Scott noted that it was easier to reach correct puzzle solutions, with clues being given out "at a very reasonable rate". He saw this as the game's largest improvement upon previous Ace Attorney titles, which he said relied on trial and error; he had considered this the weakest point in the series, and something that needed to be changed. On the other hand, Walker said that the player often can figure out what a contradiction is going to be before the game lets them prove it, and the player might come up with legitimate ideas that the game does not accept. He also wished that the life bar could be filled up in court. Cole criticized how relevant evidence sometimes is not accepted, and how testimony statements sometimes need to be pressed in a certain order, but appreciated the game's larger focus on courtroom sessions over investigations. Thomas and the reviewers at Famitsu criticized the lack of new gameplay features, although the former thought that fans of the series would be fine with it. Scott acknowledged that the gameplay only is what is expected from the series, but did not find a problem with it due to the focus on narrative over gameplay. Moriarty said that while Trials and Tribulations is a good game in its own right, he wished that Capcom would make some changes to the gameplay or presentation, to avoid the series becoming "overdone, played-out, and tired".
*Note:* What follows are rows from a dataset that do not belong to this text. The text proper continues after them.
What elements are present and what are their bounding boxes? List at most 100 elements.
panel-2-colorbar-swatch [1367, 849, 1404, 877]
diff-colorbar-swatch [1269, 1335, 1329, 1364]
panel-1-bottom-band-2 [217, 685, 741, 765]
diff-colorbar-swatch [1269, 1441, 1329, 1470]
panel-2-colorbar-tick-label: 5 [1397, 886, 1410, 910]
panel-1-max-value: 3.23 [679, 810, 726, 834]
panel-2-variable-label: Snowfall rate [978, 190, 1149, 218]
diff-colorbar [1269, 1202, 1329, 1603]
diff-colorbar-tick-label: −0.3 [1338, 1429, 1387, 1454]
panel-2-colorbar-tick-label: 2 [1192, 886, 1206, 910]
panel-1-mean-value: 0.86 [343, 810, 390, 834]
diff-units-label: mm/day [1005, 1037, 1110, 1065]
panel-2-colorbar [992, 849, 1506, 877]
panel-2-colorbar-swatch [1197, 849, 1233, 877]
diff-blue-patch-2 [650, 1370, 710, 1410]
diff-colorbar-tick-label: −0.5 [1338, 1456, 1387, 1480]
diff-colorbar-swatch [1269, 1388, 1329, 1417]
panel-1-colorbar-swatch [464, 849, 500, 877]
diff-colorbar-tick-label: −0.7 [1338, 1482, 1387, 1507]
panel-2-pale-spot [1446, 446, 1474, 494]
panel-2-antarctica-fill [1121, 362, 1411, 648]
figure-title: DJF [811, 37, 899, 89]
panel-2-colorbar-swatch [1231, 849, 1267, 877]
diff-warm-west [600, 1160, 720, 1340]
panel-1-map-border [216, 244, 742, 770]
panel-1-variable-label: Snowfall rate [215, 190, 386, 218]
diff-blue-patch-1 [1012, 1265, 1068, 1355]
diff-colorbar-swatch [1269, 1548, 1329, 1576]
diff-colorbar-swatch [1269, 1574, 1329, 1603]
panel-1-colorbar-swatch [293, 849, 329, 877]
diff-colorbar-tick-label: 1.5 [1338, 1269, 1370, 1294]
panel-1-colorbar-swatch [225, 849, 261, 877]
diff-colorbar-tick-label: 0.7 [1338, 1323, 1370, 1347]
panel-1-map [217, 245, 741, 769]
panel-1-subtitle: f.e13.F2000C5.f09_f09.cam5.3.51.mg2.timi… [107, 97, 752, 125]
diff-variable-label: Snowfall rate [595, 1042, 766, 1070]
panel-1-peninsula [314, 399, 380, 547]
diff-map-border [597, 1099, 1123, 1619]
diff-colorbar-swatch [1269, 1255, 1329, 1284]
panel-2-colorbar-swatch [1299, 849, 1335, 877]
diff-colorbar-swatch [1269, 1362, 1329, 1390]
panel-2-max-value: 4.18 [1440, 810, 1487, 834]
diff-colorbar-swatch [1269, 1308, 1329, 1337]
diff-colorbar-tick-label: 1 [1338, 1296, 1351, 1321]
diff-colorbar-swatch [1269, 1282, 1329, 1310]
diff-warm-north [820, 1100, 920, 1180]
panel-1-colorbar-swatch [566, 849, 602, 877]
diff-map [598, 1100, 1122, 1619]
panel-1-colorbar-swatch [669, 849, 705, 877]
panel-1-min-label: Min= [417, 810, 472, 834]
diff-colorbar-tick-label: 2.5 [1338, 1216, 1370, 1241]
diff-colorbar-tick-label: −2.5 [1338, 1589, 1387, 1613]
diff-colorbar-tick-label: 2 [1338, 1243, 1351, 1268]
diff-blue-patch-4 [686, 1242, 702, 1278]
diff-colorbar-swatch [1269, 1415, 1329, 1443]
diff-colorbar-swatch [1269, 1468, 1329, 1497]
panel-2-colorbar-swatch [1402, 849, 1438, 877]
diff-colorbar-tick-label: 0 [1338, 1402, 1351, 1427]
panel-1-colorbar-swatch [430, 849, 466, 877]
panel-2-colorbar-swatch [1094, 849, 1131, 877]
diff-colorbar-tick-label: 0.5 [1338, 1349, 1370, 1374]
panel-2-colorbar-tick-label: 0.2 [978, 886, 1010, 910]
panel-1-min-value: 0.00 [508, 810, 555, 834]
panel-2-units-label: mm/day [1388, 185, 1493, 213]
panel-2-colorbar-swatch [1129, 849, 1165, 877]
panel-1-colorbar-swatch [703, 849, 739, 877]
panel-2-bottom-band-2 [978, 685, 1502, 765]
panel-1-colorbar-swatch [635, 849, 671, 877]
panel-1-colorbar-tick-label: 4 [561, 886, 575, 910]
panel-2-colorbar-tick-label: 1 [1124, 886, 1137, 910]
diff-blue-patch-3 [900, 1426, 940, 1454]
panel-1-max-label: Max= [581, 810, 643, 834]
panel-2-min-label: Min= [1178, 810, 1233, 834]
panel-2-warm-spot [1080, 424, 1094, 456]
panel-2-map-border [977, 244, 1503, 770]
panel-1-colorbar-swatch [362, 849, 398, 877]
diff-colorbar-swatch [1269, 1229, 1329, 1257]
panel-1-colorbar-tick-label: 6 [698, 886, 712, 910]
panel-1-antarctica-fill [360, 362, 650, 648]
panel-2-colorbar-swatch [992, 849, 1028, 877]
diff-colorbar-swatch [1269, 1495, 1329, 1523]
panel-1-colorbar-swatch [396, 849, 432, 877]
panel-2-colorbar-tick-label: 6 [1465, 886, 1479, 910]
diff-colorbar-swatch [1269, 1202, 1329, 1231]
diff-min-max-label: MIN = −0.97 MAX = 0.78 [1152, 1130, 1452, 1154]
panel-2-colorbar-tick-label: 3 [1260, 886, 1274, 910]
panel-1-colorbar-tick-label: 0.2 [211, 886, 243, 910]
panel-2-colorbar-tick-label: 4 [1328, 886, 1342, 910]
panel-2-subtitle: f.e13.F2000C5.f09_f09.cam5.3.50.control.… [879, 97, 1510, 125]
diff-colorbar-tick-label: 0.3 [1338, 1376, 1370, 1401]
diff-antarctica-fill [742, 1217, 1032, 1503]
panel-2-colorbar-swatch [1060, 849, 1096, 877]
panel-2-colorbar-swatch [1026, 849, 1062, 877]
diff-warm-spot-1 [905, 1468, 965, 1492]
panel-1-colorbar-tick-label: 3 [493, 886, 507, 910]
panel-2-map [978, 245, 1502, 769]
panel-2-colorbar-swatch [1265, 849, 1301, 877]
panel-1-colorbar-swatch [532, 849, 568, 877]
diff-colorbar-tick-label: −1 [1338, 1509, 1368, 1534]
Thomas liked the visuals, saying that the game was capable of conveying characters' moods instantly despite being limited to only a few frames of animation, and that the backgrounds were nice and fitting in well with the ones from returning locations; he did however dislike how a lot of the artwork was reused from previous Ace Attorney games. Cole and Moriarty were not bothered by the limited character sprites and animation or static backgrounds; Cole called the character designs "memorable and hilariously animated", while Moriarty, who liked both, said that the characters looked "awesome". Thomas called the game's music outstanding, saying that the intense music that plays at high-stakes moments during trials, as well as the character themes, all fit well. Cole said that the courtroom and character themes were memorable and fitting; he called them improvements over their counterparts in Justice for All, and "at least on par with" those in Phoenix Wright: Ace Attorney. Moriarty said that the music "set the mood perfectly" for each scene.

Aggregate score
| Aggregator | Score |
|---|---|
| Metacritic | 81/100 (DS) 67/100 (Wii) |

Review scores
| Publication | Score |
|---|---|
| 1Up.com | A |
| Eurogamer | 8/10 |
| Famitsu | 35/40 |
| GameSpot | 7.5/10 |
| IGN | 7.7/10 |
| Nintendo World Report | 9/10 |

=== Wii version ===
Corbie Dillard at Nintendo Life criticized the Wii version for using resized graphics from the Nintendo DS version without doing any "touch-ups", resulting in a pixelated look. He also disliked the Wii Remote-based gameplay changes, saying that they were annoying for people who have already played the portable versions of the game. Lucas M. Thomas at IGN also found it disappointing how the graphics, audio and content had not been changed at all compared to the Nintendo DS release, saying that the visuals did not look attractive when resized to fit a larger screen; he concluded that it did not seem like the Wii version had been given "any extra love and attention at all". Marissa Meli at GameZone called it a "3/10 interpretation of a 9/10 title", saying that the pixelated graphics made the game look ugly and shoddy.